WHEN SIZE IS SCALE // Levi Sherman

15 Aug 2021 12:00 AM | Susan Viguers (Administrator)

The tension between size and scale has energized debates in the field of sculpture, but artists’ books have not benefited from a similar examination. Worse, artists’ books have inherited a tangled mess of definitions and conventions from both art and books. In fact, I would argue that artists’ books are so laden with references that size is never just size; it is always scale. The unique ways that size and scale operate in artists’ books has yet to be fully formulated, and this absence limits scholarship and criticism in the field. I cannot provide that new formula here, but I do hope to identify some considerations for artists’ books and demonstrate the limitations of approaches borrowed from other categories of art and books.

While scale is fluid and subjective, size is a literal, measurable attribute. Yet artists’ books complicate even size. For example, unlike most art, a book’s dimensions are variable. A codex doubles in width when opened, and other structures undergo even more dramatic transformations as they are read. Additionally, books are three-dimensional but also time-based. A long book might be a small one, and vice versa. Some terms borrowed from bibliography – like folio, quarto, octavo – are too loose for contemporary books since they are a matter of format, not size. Other terms are too rigid. For example, distinctions based purely on dimensions, such as the Miniature Book Society’s, ignore the fact that not everything small is a miniature and not all miniatures are small. In other words, miniature is a matter of scale, not size.

So, if the book world cannot offer what we need, what about the art world? The sculptor Robert Morris said, “the awareness of scale is a function of the comparison made between that constant, one’s own body size, and the object. Space between the subject and object is implied in such a comparison.” [1] This relational understanding is key for artists’ books since the embodied connection between the subject and object is even stronger in reading than viewing. Morris was reacting against a Modernist conception of sculpture as autonomous, of scaleless objects that existed in relation to themselves rather than their context. Yet even compared to site-specific sculpture, artists’ books are far more determined by their context since they exist in relation to a relatively narrow historical tradition. The difference in size (and scale) between the world’s smallest and largest books pales in comparison to the oeuvre of many sculptors.

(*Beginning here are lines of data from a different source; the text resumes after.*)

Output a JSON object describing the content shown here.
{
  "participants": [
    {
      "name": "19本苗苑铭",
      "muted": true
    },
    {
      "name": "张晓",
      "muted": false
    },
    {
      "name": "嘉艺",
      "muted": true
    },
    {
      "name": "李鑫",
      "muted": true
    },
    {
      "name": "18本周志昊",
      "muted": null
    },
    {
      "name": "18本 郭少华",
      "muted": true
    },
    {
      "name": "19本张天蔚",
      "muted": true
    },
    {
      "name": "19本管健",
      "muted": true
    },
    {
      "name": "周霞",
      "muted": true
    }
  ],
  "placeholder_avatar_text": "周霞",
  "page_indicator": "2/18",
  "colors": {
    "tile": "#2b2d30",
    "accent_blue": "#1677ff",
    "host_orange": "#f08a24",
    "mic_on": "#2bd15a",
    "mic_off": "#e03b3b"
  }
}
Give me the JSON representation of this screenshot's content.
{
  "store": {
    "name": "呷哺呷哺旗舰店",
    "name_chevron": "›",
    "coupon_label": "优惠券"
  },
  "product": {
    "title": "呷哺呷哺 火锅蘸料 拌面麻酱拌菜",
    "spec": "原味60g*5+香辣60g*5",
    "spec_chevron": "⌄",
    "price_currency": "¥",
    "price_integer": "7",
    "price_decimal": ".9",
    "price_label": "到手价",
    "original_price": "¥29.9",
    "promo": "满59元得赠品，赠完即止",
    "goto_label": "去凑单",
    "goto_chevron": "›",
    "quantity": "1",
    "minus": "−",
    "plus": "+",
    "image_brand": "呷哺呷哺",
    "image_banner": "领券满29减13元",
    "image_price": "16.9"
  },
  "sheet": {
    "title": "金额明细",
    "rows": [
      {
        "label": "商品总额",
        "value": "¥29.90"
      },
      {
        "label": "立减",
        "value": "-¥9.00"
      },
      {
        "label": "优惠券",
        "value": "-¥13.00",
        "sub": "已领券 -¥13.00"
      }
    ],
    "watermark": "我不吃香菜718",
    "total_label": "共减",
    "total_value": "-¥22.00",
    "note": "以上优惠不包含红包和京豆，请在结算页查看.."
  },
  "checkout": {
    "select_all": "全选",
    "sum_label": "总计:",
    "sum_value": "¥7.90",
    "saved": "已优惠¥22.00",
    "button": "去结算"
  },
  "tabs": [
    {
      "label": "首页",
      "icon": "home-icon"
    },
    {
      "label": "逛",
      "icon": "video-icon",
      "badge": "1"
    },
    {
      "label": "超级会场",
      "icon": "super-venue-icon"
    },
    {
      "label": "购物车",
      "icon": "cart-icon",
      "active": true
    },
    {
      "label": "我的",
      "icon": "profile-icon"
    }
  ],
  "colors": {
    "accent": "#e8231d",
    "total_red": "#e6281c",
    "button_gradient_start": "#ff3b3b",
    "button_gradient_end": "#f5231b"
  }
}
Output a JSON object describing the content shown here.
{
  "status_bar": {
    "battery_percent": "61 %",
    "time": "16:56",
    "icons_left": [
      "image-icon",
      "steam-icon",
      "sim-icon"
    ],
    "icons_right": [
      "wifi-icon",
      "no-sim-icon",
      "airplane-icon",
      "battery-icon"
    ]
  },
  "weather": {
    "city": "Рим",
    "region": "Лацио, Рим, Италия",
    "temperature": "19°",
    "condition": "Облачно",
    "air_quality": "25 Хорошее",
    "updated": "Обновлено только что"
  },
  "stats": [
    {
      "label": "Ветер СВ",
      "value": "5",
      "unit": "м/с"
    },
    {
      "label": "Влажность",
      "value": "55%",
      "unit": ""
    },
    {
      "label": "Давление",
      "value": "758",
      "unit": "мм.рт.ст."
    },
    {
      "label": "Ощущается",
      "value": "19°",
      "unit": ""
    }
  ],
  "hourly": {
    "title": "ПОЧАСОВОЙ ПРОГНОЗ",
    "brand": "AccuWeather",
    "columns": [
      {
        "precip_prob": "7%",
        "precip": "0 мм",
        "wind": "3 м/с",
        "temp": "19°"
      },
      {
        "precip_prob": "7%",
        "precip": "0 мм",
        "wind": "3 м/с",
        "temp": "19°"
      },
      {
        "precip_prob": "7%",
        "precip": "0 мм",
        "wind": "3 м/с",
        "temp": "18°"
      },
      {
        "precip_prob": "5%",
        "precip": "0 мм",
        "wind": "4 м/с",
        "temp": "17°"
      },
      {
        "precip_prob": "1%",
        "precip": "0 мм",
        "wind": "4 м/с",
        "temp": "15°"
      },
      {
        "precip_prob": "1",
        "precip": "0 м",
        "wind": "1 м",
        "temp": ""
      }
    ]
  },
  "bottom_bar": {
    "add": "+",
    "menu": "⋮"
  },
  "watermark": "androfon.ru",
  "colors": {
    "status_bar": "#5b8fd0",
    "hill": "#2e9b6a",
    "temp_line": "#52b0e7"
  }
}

Of course, a difference in scale need not entail a difference in size. Consider two 2 × 3-inch books, one set in 12-point type, the other in 4-point type. Though either would qualify for the Miniature Book Society, I would argue that the book with 12-point type is not necessarily a miniature. Type size is an interesting case since it relates to the subject (the reader) in terms of legibility and to other objects (typographic conventions), but scale often relates to specific objects rather than generalized conventions. For example, Richard Long’s A Walk Past Standing Stones playfully miniaturizes stone stelae in a structure that lets them stand upright like their full-size counterparts. The book is small, but its conventional typography makes it clear that while the stelae are miniature, the book isn’t.

Whether subject or object, the relationships above are all external – the book and something outside the book. What makes books so complex, however, is that they also enact relationships within themselves, including relations of scale. Artists are drawn to the book form for its ability to juxtapose elements and create tension between a part and the whole it belongs to. This relationality further places books in the realm of scale rather than size, amplified against the backdrop of external references, whether they are inherent like human hands, a matter of convention like trade paperbacks, or particular like the standing stones of Penwith Peninsula. 

Scale may seem too simple to warrant theoretical or critical attention, but it is especially important in a medium where size is so predetermined. A critic who calls a book intimate just because it is small is not unlike a realtor who calls a studio apartment “cozy.” To move beyond euphemisms and fully understand the intersubjective relationship between a book and its reader, we must attend the inter-objective relationships within and beyond the book.

[1] Robert Morris, “Objecthood and Reductivism,” in Charles Harrison and Paul Wood (eds.), Art In Theory: 1900–1990: An Anthology of Changing Ideas, Oxford 1992, p. 831.


Levi Sherman is a PhD student in Art History at the University of Wisconsin–Madison, and the founder of Artists’ Book Reviews.